PCV mode in WEINMANN ventilators
PCV is available as an optional ventilation mode on the MEDUMAT Standard² ventilator and the MEDUVENT Standard ventilator from WEINMANN.
MEDUVENT Standard is one of the lightest transport and emergency ventilators in the world, weighing only 2.1 kg. Despite its compact size, the device can ventilate adults with a volume of 3.5 liters for up to 7.5 hours at typical ventilation settings – without using up the patient’s own oxygen reserves. The inspiratory oxygen concentration (FiO) can be set from 21% to 100%. Depending on a blood gas analysis (BGA), the necessary oxygen content should be kept as low as possible to avoid lung damage caused by free oxygen radicals.
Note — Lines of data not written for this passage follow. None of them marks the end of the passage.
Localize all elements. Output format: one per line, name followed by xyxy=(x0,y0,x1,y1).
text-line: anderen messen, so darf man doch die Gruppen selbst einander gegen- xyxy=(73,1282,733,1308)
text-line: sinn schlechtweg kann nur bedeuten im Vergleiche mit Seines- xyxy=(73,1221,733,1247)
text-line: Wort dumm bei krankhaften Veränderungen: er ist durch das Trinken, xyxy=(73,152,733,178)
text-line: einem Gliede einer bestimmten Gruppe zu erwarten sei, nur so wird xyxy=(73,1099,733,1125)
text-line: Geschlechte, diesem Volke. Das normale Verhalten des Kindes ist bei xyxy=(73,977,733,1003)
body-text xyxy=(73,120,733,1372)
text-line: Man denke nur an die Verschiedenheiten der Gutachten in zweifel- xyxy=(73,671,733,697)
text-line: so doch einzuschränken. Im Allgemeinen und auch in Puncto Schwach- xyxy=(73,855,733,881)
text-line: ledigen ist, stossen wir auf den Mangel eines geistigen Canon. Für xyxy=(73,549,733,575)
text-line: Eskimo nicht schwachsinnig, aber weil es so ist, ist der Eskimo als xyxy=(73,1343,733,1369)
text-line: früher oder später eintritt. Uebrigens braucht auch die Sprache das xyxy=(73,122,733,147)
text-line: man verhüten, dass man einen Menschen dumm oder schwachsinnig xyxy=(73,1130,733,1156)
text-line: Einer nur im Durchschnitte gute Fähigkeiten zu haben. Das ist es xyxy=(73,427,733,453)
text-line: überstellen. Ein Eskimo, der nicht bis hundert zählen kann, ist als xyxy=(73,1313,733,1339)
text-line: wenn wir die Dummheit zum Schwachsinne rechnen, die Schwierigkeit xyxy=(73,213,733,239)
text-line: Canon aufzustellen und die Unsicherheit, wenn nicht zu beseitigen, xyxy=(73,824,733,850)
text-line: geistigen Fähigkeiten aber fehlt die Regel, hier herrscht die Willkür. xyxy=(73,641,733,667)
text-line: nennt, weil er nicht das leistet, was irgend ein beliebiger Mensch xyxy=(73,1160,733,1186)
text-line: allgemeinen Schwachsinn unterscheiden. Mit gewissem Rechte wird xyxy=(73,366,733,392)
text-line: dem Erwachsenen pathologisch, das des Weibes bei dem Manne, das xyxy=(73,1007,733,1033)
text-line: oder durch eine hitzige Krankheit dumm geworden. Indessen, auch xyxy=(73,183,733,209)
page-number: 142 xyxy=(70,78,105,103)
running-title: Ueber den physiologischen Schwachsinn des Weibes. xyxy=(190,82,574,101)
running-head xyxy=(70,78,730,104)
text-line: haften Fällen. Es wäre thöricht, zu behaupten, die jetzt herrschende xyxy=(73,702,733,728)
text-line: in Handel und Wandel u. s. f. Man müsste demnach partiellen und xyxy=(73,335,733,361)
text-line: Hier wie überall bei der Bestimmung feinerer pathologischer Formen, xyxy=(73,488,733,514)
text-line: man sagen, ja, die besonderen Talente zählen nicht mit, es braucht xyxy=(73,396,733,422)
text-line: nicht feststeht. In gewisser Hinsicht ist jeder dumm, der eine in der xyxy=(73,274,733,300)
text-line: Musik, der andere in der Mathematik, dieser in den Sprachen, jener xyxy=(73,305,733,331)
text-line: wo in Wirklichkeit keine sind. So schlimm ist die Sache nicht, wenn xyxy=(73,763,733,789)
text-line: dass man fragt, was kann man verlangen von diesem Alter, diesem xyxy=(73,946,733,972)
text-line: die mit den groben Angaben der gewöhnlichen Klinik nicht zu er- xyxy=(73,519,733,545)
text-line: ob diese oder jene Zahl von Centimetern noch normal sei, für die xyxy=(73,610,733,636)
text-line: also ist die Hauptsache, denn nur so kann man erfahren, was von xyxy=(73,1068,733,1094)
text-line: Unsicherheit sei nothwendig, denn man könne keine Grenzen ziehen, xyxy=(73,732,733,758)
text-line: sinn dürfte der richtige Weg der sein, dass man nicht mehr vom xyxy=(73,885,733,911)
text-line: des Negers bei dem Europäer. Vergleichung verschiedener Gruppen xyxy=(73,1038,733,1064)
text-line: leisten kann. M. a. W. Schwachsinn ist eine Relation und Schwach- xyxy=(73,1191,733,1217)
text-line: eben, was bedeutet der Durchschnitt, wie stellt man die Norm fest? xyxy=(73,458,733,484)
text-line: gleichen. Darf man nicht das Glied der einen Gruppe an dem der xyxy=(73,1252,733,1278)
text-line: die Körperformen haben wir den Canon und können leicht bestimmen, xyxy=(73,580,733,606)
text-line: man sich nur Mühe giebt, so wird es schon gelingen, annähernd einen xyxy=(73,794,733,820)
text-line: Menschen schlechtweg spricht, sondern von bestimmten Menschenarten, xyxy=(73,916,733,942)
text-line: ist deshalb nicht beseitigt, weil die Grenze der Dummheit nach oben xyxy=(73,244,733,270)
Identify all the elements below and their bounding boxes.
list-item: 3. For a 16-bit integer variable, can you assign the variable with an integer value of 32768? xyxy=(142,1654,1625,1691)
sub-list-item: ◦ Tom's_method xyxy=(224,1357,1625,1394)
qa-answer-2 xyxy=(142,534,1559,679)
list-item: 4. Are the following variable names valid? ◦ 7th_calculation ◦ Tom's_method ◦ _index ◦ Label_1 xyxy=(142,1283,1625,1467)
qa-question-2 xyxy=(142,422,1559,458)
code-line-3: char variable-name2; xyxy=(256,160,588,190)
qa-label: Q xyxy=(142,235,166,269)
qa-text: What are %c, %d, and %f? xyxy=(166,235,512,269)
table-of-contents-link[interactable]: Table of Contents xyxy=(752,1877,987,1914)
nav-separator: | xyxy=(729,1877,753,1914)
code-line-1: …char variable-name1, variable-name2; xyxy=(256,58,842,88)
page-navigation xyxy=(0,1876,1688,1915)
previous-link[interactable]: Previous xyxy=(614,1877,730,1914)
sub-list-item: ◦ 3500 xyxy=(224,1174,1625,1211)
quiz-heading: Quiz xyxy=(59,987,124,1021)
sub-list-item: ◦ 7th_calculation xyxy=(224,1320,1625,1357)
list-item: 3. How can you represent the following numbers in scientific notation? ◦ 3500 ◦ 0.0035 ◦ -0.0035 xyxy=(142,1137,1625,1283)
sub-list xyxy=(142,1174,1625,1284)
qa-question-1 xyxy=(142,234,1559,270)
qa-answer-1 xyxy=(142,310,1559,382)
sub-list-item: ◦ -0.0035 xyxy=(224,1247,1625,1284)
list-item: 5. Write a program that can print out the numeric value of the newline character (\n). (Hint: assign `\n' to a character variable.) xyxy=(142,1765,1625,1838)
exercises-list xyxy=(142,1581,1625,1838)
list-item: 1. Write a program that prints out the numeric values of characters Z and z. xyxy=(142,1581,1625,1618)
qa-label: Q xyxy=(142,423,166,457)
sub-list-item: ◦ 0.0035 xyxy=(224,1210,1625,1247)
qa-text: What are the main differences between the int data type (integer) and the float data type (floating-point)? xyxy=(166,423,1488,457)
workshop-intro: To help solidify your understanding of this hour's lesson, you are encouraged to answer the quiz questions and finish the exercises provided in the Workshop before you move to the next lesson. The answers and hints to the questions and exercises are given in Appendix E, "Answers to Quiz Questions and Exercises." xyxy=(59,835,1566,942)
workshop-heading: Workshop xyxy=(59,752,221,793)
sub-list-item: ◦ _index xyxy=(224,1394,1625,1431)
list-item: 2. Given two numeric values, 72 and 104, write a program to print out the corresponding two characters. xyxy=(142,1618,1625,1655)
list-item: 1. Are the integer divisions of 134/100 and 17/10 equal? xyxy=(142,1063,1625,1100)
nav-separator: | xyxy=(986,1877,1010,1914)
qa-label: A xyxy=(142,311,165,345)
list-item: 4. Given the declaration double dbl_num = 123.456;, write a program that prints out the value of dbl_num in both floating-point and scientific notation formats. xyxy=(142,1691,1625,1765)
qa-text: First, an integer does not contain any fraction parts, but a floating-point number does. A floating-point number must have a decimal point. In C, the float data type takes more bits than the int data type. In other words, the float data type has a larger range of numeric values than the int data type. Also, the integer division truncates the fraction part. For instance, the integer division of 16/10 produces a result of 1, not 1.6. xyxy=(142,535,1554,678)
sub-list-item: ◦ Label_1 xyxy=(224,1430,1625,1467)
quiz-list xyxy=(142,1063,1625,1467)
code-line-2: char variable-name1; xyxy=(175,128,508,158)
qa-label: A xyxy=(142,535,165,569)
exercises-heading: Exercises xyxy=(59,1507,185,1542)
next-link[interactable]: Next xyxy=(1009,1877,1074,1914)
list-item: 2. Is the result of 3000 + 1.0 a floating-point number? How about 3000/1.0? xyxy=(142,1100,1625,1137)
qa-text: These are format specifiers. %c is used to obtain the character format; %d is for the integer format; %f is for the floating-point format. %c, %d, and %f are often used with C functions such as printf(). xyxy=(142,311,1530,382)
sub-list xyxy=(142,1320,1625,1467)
MEDUMAT Standard² is a versatile and reliable companion in any deployment situation. With a battery runtime of 10 hours, the device is particularly suitable for longer sessions. Thanks to its low weight of just 2.5 kg, it is particularly easy to handle and space-saving. This makes MEDUMAT Standard² the ideal partner for use on location, during transportation or clinical settings. The ventilator is suitable for patients weighing upwards from 3 kg, which means it can be employed flexibly regardless of age and weight.
WEINMANN ventilators are additionally characterized by their intuitive operation and high level of patient safety. In critical situations, ventilation can be started quickly and guideline compliantly by entering the patient’s height. This saves valuable time during first aid, which can improve patient outcomes. The clearly arranged controls enable the time-saving and effective use while visual and acoustic warning signals warn of potential dangers. A hygiene filter prevents contamination and protects the device, staff and patients. In addition, a night view ensures that the device displays can be read easily, even in the dark.
WEINMANN ventilators are your reliable companions for emergency medical services. They support PCV in patients who are lacking spontaneous breathing while ensuring adequate ventilation and oxygenation.
1 https://www.amboss.com/de/wissen/maschinelle-beatmung/
2 Hartmut Lang (2017): Außerklinische Beatmung. Basisqualifikationen für die Pflege heimbeatmeter Menschen. Berlin Heidelberg: Springer-Verlag, p. 120-131.
3 Larsen R, Ziegenfuß T (2013). Beatmung. 5th Edition, Berlin-Heidelberg: Springer-Verlag, p. 205.
5 https://register.awmf.org/assets/guidelines/001-021k_S3_Invasive_Beatmung_2017-12.pdf
7 R. Larsen, T. Ziegenfuß (2017). Pocket Guide Beatmung. Berlin Heidelberg: Springer-Verlag, p. 54.
8 https://www.ncbi.nlm.nih.gov/books/NBK555897/
9 R. Larsen, T. Ziegenfuß (2017). Pocket Guide Beatmung. Berlin Heidelberg: Springer-Verlag, p. 55.